- Born: Jilçaria Cruz Costa 20 December 1932 (age 93) Rio de Janeiro, RJ, Brazil
- Died: 25 January 2009 (aged 76) Rio de Janeiro, RJ, Brazil
- Other name: Tia Doca da Portela
- Occupations: Samba composer singer
- Years active: 1970–2008
- Spouse: Altair Costa
- Children: 3

= Tia Doca =

Jilçaria Cruz Costa, known as Tia Doca da Portela or Tia Doca (20 December 1932 – 25 January 2009) was a Brazilian samba composer and singer. She began working as a flagbearer for the samba school Unidos da Congonha and joined the Velha Guarda da Portela in 1970, performing samba music and sang in various events the school promoted in countries such as France, Italy and the United States. Doca recorded music on several albums from 1970 to 2007 with such artists as Beth Carvalho and Zeca Pagodinho.

==Early life==
Doca was born Jilçaria Cruz Costa on 20 December 1932 in Rio de Janeiro, RJ, Brazil. Her mother, Dona Albertinha, was Prazer da Serrinha's inaugural flagbearer. Doca began going to watch her mother perform the samba from the age of five, and she began working as a flagbearer for the samba school Unidos da Congonha in Rio de Janeiro's Vaz Lobo neighbourhood.

==Career==
Following a suggestion by Alberto Lonato, she joined the Velha Guarda da Portela in 1970. Doca did the samba and sang during her time at the school in various events that it promoted in locations such as France, Italy and the United States. She recorded music on several records and CDs that were released between 1970 and 2007 and recorded with such artists as Beth Carvalho and Zeca Pagodinho. She also worked as a maid and weaver prior to her focusing fully on samba music.

In 1970, Doca released Portela, passado de glória on LP and followed with Portela Selo Marcos Pereira on the same medium four years later. She went on to be featured on both Monarco e Velha-Guarda da Portela Gravadora (in a duet with Monarco) and Terreiro Gravadora in 1980 as well as Cristina, de Cristina Buarque (participação) in 1981, Histórias do céu e da terra infantil in 1984 and Doce recordação - Velha-Guarda da Portela in 1986 over the course of the decade. Doca released Homenagem a Paulo da Portela in 1990 followed by Resgate, de Cristina Buarque four years later, then Cilico Amigos = Parceria in 1995 and Velhas companheiras with the music group Velha Guarda da Mangueira in 1999.

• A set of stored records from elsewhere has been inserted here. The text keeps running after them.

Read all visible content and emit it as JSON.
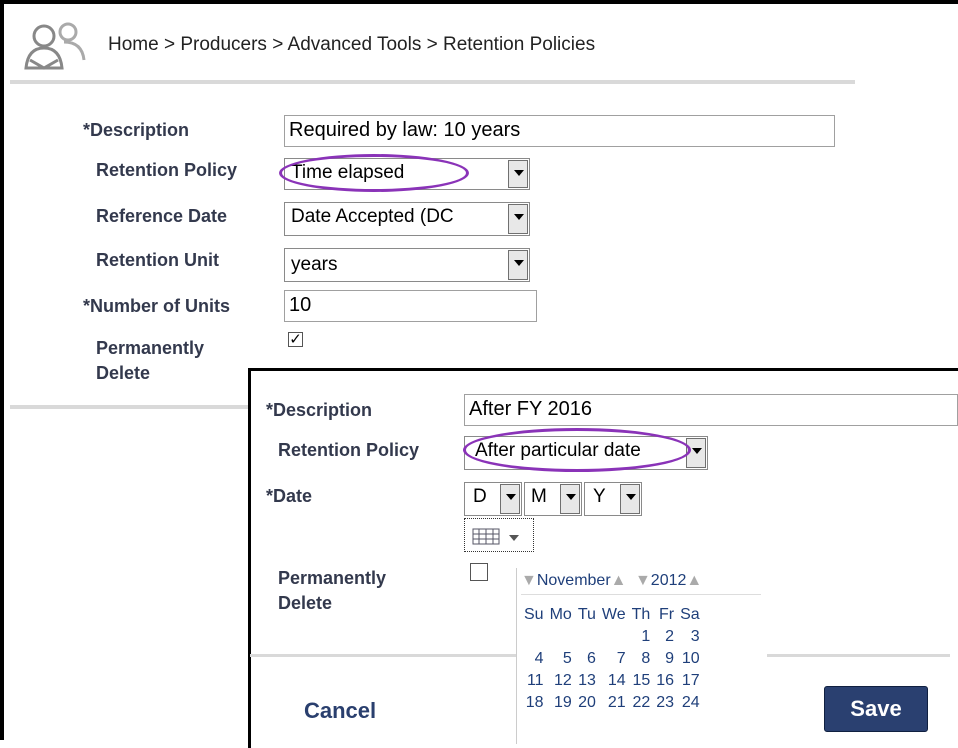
{
  "breadcrumb": "Home > Producers > Advanced Tools > Retention Policies",
  "form1": {
    "description_label": "*Description",
    "description_value": "Required by law: 10 years",
    "policy_label": "Retention Policy",
    "policy_value": "Time elapsed",
    "refdate_label": "Reference Date",
    "refdate_value": "Date Accepted (DC",
    "unit_label": "Retention Unit",
    "unit_value": "years",
    "units_label": "*Number of Units",
    "units_value": "10",
    "permdel_label_1": "Permanently",
    "permdel_label_2": "Delete",
    "permdel_checked": true
  },
  "form2": {
    "description_label": "*Description",
    "description_value": "After FY 2016",
    "policy_label": "Retention Policy",
    "policy_value": "After particular date",
    "date_label": "*Date",
    "day": "D",
    "month": "M",
    "year": "Y",
    "permdel_label_1": "Permanently",
    "permdel_label_2": "Delete",
    "permdel_checked": false,
    "cancel": "Cancel",
    "save": "Save"
  },
  "calendar": {
    "month": "November",
    "year": "2012",
    "weekdays": [
      "Su",
      "Mo",
      "Tu",
      "We",
      "Th",
      "Fr",
      "Sa"
    ],
    "weeks": [
      [
        "",
        "",
        "",
        "",
        "1",
        "2",
        "3"
      ],
      [
        "4",
        "5",
        "6",
        "7",
        "8",
        "9",
        "10"
      ],
      [
        "11",
        "12",
        "13",
        "14",
        "15",
        "16",
        "17"
      ],
      [
        "18",
        "19",
        "20",
        "21",
        "22",
        "23",
        "24"
      ]
    ]
  },
  "colors": {
    "accent_oval": "#8a33b8",
    "save_bg": "#2a4070"
  }
}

She participated along with some of the artists in she worked with for the album Pagode da Tia Doca which was released in 2000. That same year, Doca released Casa de Samba 4, Doce recordação with the Velha Guarda da Portela and Tudo azul Selo Phonomotor all on CD. She participated on the albums Casquinha da Portela, A Música de Paulinho da Viola, Deixa a vida me levar, de Zeca Pagodinho and Um ser de luz - saudação à Clara Nunes over the following three years. Doca was also a featured artist on the 2003 re-release of the compilation album O Canto dos Escravos. She was a participant on the 2005 album À vera and Cidade do Samba two years later. In 2008, Doca was in the Marisa Monte-produced documentary O Mistério do Samba. She also authored the sambas Temporal and Orgulho Negro as a composer, the latter of which was performed by Jovelina Pérola Negra.

==Personal life==
Her husband was Altair Costa, and the couple had three children. On 17 January 2009, Doca had a stroke and was transported to the intensive care unit of Hospital Municipal Carlos Chagas, in Rio's Marechal Hermes neighbourhood. She was later taken to Hospital Central do Iaserj, where she died eight days later. Doca's funeral was held before approximately 100 people at the Cemitério de Irajá on the afternoon of 26 January.